The Acid Ceramidase/Ceramide Axis – a Potential New Target for Malaria Therapy
GÜNTHER A. 1, HOSE M. 1, HANSEN W. 1
1 University Hospital Essen, Institute of Medical Microbiology, Essen, Germany
Objectives: Malaria is still one of the most life-threatening infectious diseases worldwide. Although it is mainly endemic in tropical and subtropical regions of the world, climate change and globalization are expanding the distribution of Anopheles mosquitoes, the vectors of malaria-causing Plasmodium parasites. The limited availability of anti-malarial drugs and progressive parasite resistances require the development of innovative approaches. Sphingolipids, like ceramide, are important bioactive molecules that mediate fundamental cellular processes. By hydrolysing ceramide, Acid ceramidase (Ac) is a key regulator of cellular ceramide levels. Although Ac and ceramide have been implicated to play a role in several infectious diseases, the function of Ac activity and cell-intrinsic ceramide during malaria remains elusive. Hence, we aimed to investigate the impact of the Ac/ceramide system on Plasmodium infection.
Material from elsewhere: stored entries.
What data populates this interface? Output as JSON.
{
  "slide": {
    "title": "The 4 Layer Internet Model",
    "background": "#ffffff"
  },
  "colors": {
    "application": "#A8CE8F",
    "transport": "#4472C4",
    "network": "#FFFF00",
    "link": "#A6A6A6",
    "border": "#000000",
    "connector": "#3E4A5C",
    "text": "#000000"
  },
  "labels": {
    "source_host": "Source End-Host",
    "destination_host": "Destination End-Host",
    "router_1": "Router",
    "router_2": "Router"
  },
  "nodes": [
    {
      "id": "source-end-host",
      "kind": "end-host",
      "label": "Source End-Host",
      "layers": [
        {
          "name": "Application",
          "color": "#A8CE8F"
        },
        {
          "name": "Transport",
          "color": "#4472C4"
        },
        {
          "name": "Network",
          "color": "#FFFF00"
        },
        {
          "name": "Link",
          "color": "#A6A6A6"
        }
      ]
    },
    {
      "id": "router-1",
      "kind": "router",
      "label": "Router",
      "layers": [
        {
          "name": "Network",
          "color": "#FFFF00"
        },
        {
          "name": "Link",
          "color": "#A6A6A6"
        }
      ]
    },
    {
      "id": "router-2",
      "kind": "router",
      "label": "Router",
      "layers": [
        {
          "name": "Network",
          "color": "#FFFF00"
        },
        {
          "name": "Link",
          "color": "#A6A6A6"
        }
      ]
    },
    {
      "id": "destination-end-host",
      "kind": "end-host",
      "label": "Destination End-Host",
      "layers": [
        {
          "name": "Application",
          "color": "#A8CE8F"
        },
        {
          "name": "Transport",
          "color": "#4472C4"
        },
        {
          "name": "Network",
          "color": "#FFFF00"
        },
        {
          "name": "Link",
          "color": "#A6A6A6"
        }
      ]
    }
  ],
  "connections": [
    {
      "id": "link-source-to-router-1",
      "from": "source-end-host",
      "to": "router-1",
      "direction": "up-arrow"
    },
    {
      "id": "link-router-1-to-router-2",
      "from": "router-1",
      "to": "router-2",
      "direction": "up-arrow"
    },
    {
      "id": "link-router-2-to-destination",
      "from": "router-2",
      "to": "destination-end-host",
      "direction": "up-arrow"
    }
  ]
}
Methods: By using Ac-deficient mice with ubiquitously increased ceramide levels, we elucidated the role of endogenous Ac activity during Plasmodium yoelii (P. yoelii) infection, a murine malaria model. Moreover, we investigated the effect of preventive and therapeutic treatment with the Ac inhibitor carmofur on the infection.
Results: Interestingly, global ablation of Ac resulted in alleviated parasitemia associated with diminished T cell responses in the early phase of P. yoelii infection. Mechanistically, we identified dysregulated erythropoiesis in Ac-deficient mice, resulting in reduced frequencies of reticulocytes, the preferred host cells of P. yoelii parasites. Furthermore, we demonstrated that inhibition of Ac by carmofur treatment of wild type mice has similar effects on the course of P. yoelii infection and on red blood cell development. Most importantly, also therapeutic carmofur administration after an established P. yoelii infection efficiently dampened parasitemia.
Conclusion: Summarised, our study indicates the involvement of the Ac/ceramide axis in controlling Plasmodium infection. Thus, pharmacological inhibition of Ac might represent a novel therapeutic strategy to combat malaria and other infectious diseases caused by reticulocyte-prone pathogens.